Na perpectiva de Silva (2011) fazem parte do jogo da linguagem moral as discussões, as quais, do ponto de vista dos participantes, podem ser resolvidas convincentemente com ajuda de um potencial de fundamentações igualmente acessível a todos. Nesta perspectiva, se a moral carecesse de um teor cognitivo crível, ela não seria superior às formas mais dispendiosas de coordenação da ação (como o uso direto da violência ou a influência sobre a ameaça de sanções ou a promessa de recompensas).

A partir do fato de haver normais morais “em vigor” para os integrantes de uma comunidade, não segue necessariamente que as mesmas tenham, consideradas em si, um conteúdo cognitivo. O intuito seria recolher reconstrutivamente, mais ou menos, elementos do conteúdo cognitivo das nossas intuições morais cotidianas.

Neste sentido, o não-cognitivismo severo quer desmascar o conteúdo cognitivo da linguagem moral como sendo, em tudo, ilusão. Ele tenta mostrar que, por trás das manifestações morais passíveis de justificação, se escondem apenas sentimentos, posicionamentos ou decisões de origem subjetiva.

Na compreensão de Silva (2011) descrições revisionistas semelhantes às do emotivismo (Stevenson) e do decisionismo (Popper) foram encontradas pelo utilitarismo, que vê nas preferências a origem do sentido “obrigatório” das orientações de valor e dos deveres. Contudo, diferentemente do não-cognitivismo severo, ele substitui a autoconsciência moral irrefletida dos participantes por um cálculo de benefícios, feito a partir da perspectiva do observador, e, nessa medida, oferece uma fundamentação que parte da teoria da moral para o jogo moral de linguagem.

Nesta perspectiva de análise, o utilitarismo tange algumas formas do não-cognitivismo atenuado, que leva em conta a autoconsciência dos sujeitos que agem moralmente, seja tendo em vista sentimentos morais (como é o caso da tradição da filosofia escocesa), seja a orientação segundo normas vigentes (como no caso do contratualismo hobbesiano). Contudo, a autoconsciência do sujeito que julga moralmente recai em revisão. Em seus posicionamentos e julgamentos, presumidamente justificados de modo objetivo, deveriam exprimir-se de fato apenas motivos racionais, sejam sentimentos ou situações de interesses (fundamentáveis pela razão dos seus fins).

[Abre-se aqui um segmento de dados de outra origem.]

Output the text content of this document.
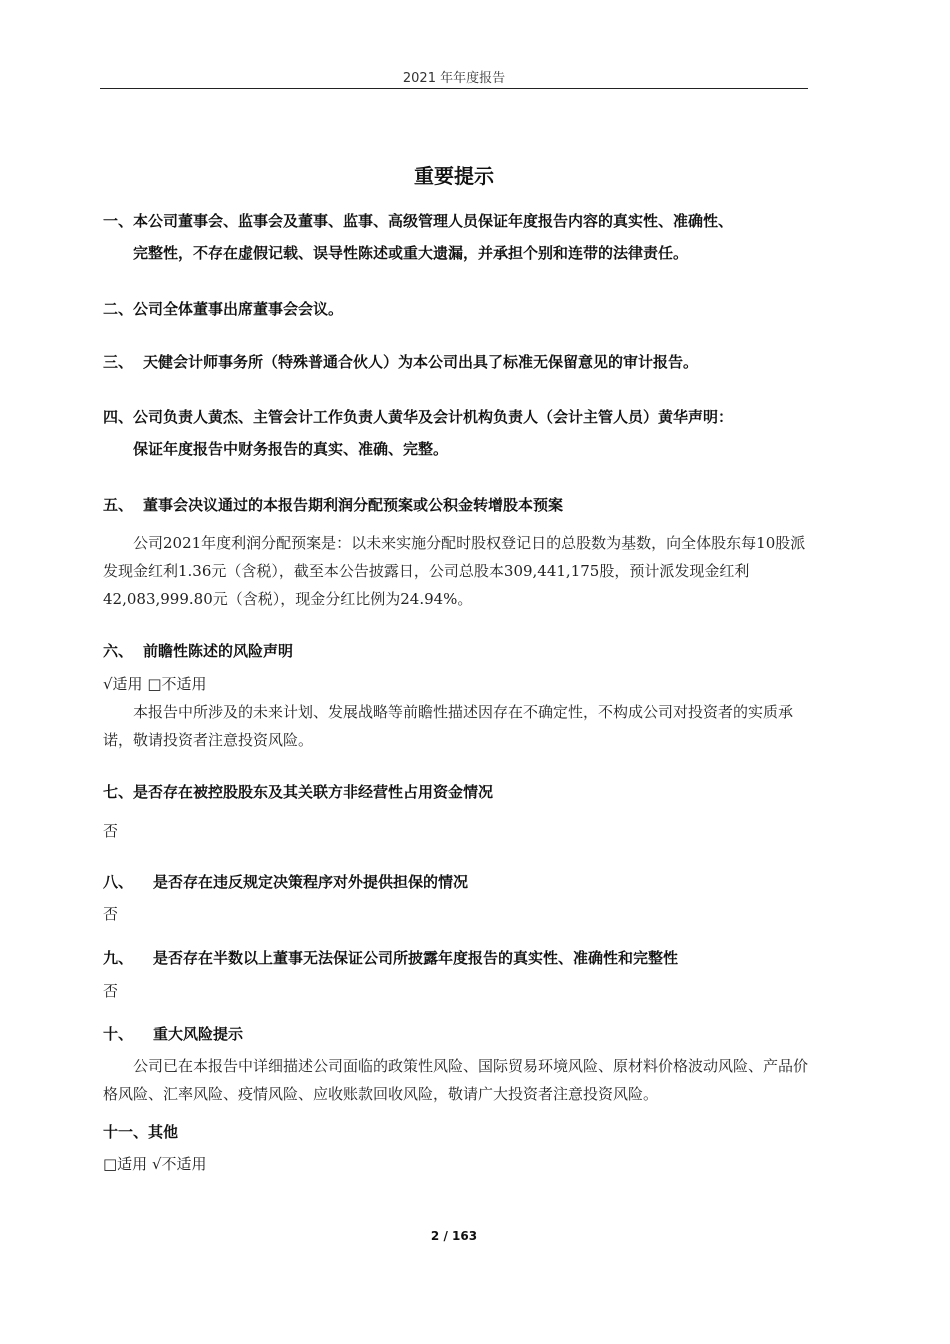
2021 年年度报告
重要提示
一、本公司董事会、监事会及董事、监事、高级管理人员保证年度报告内容的真实性、准确性、
完整性，不存在虚假记载、误导性陈述或重大遗漏，并承担个别和连带的法律责任。
二、公司全体董事出席董事会会议。
三、 天健会计师事务所（特殊普通合伙人）为本公司出具了标准无保留意见的审计报告。
四、公司负责人黄杰、主管会计工作负责人黄华及会计机构负责人（会计主管人员）黄华声明：
保证年度报告中财务报告的真实、准确、完整。
五、 董事会决议通过的本报告期利润分配预案或公积金转增股本预案
公司2021年度利润分配预案是：以未来实施分配时股权登记日的总股数为基数，向全体股东每10股派发现金红利1.36元（含税），截至本公告披露日，公司总股本309,441,175股，预计派发现金红利42,083,999.80元（含税），现金分红比例为24.94%。
六、 前瞻性陈述的风险声明
√适用 □不适用
本报告中所涉及的未来计划、发展战略等前瞻性描述因存在不确定性，不构成公司对投资者的实质承诺，敬请投资者注意投资风险。
七、是否存在被控股股东及其关联方非经营性占用资金情况
否
八、 是否存在违反规定决策程序对外提供担保的情况
否
九、 是否存在半数以上董事无法保证公司所披露年度报告的真实性、准确性和完整性
否
十、 重大风险提示
公司已在本报告中详细描述公司面临的政策性风险、国际贸易环境风险、原材料价格波动风险、产品价格风险、汇率风险、疫情风险、应收账款回收风险，敬请广大投资者注意投资风险。
十一、其他
□适用 √不适用
2 / 163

O cognitivismo atenuado também deixa intacta a autoconsciência da práxis cotidiana das fundamentações morais, na medida em que atribui às valorações “fortes” um status epistêmico. O cognitivismo severo quer, ainda, fazer justiça à reivindicação categórica de validade dos deveres morais. Ele tenta reconstruir o conteúdo cognitivo do jogo moral de linguagem em toda a sua amplidão. Aqui a teoria moral apresenta a possibilidade de fundamentação, na medida em que reconstrói o ponto de vista que os próprios membros das sociedades póstradicionais assumem intuitivamente, quando, diante de normas morais básicas que se tornaram problemáticas, só podem recorrer a motivos sensatos.

 

2 A ANÁLISE GENEALÓGICA DO TEOR COGNITIVO DA MORAL - A GENEALOGIA DA TRADIÇÃO RELIGIOSA JUDAICO-CRISTÃ

Segundo Habermas (2002) após o desmoronamento de uma visão de mundo católica, obrigatória para todos, e com a passagem para sociedade de cosmovisão pluralista, não mais podem ser justificados publicamente segundo um ponto de vista divino transcendente.

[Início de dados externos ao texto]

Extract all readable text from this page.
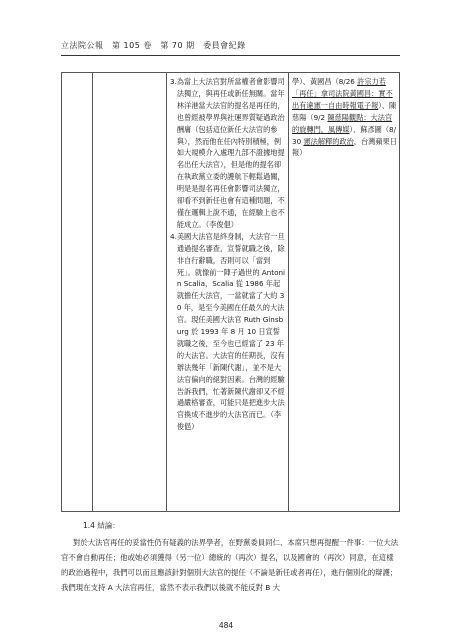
立法院公報　第 105 卷　第 70 期　委員會紀錄
3. 為當上大法官對所當權者會影響司法獨立，與再任或新任無關。當年林洋港當大法官的提名是再任的，也曾經被學界與社運界質疑過政治酬庸（包括這位新任大法官的參與），然而他在任內特別積極，例如大規模介入處理九部不證據地提名出任大法官），但是他的提名卻在執政黨立委的護航下輕鬆過關，明是是提名再任會影響司法獨立，卻看不到新任也會有這種問題，不僅在邏輯上說不通，在經驗上也不能成立。（李俊俋）
4. 美國大法官是終身制，大法官一旦通過提名審查，宣誓就職之後，除非自行辭職，否則可以「當到死」。就像前一陣子過世的 Antonin Scalia，Scalia 從 1986 年起就擔任大法官，一當就當了大約 30 年，是至今美國在任最久的大法官。現任美國大法官 Ruth Ginsburg 於 1993 年 8 月 10 日宣誓就職之後，至今也已經當了 23 年的大法官。大法官的任期長，沒有辦法幾年「新陳代謝」，並不是大法官偏向的絕對因素。台灣的經驗告訴我們，忙著新陳代謝卻又不經過嚴格審查，可能只是把進步大法官換成不進步的大法官而已。（李俊俋）
學）、黃國昌（8/26 許宗力若「再任」拿司法院黃國昌：實不出有違憲一自由時報電子報）、陳慈陽（9/2 陳慈陽觀點：大法官的旋轉門，風傳媒）、蘇彥圖（8/30 憲法解釋的政治，台灣蘋果日報）
1.4 結論：
對於大法官再任的妥當性仍有疑義的法界學者，在野黨委員同仁、本席只想再提醒一件事：一位大法官不會自動再任；他或她必須獲得（另一位）總統的（再次）提名，以及國會的（再次）同意，在這樣的政治過程中，我們可以而且應該針對個別大法官的提任（不論是新任或者再任），進行個別化的辯護；我們現在支持 A 大法官再任，當然不表示我們以後就不能反對 B 大
484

Nas sociedades ocidentais profanas, as intuições morais cotidianas ainda estão marcadas pela substância normativa das tradições religiosas por assim dizer decapitadas, declaradas juridicamente como questão privada – sobretudo pelos conteúdos da moral da justiça judaica, do Antigo Testamento.

Os ensinamentos proféticos transmitidos pela via bíblica tinham à sua disposição interpretações e motivos que conferiram às normas morais uma força de convencimento pública.

A filosofia moral não precisa apresentar ela própria os fundamentos e as interpretações que, nas sociedades secularizadas, ocupam o lugar dos fundamentos e das interpretações religiosas desvalorizadas – ao menos publicamente.

Contudo, conforme Habermas (2002) ela precisaria designar o gênero de fundamentos e interpretações que poderiam assegurar ao jogo de linguagem moral uma força de convicção suficiente, também sem uma retaguarda religiosa. Tendo em vista esse questionamento genealógico, gostaria de 1) lembrar a base de validação monoteísta de nossos mandamentos morais e 2) determinar mais precisamente o desafio proveniente da moderna situação de partida.

Nesta perspectiva de análise, a justificativa ontoteológica recorre a uma instalação do mundo devido à sábia legislação do deus criador. Ela confere ao homem e à comunidade humana um status destacado em meio à criação e, com isso, seu “destino”.

Por sua vez, a justificação soteriológica dos mandamentos morais recorre, por outro lado, à justiça e à bondade de um deus salvador. Esta estrutura comunicacional marca o relacionamento moral – mediado por Deus – com o próximo, sob os pontos de vista da solidariedade e da justiça.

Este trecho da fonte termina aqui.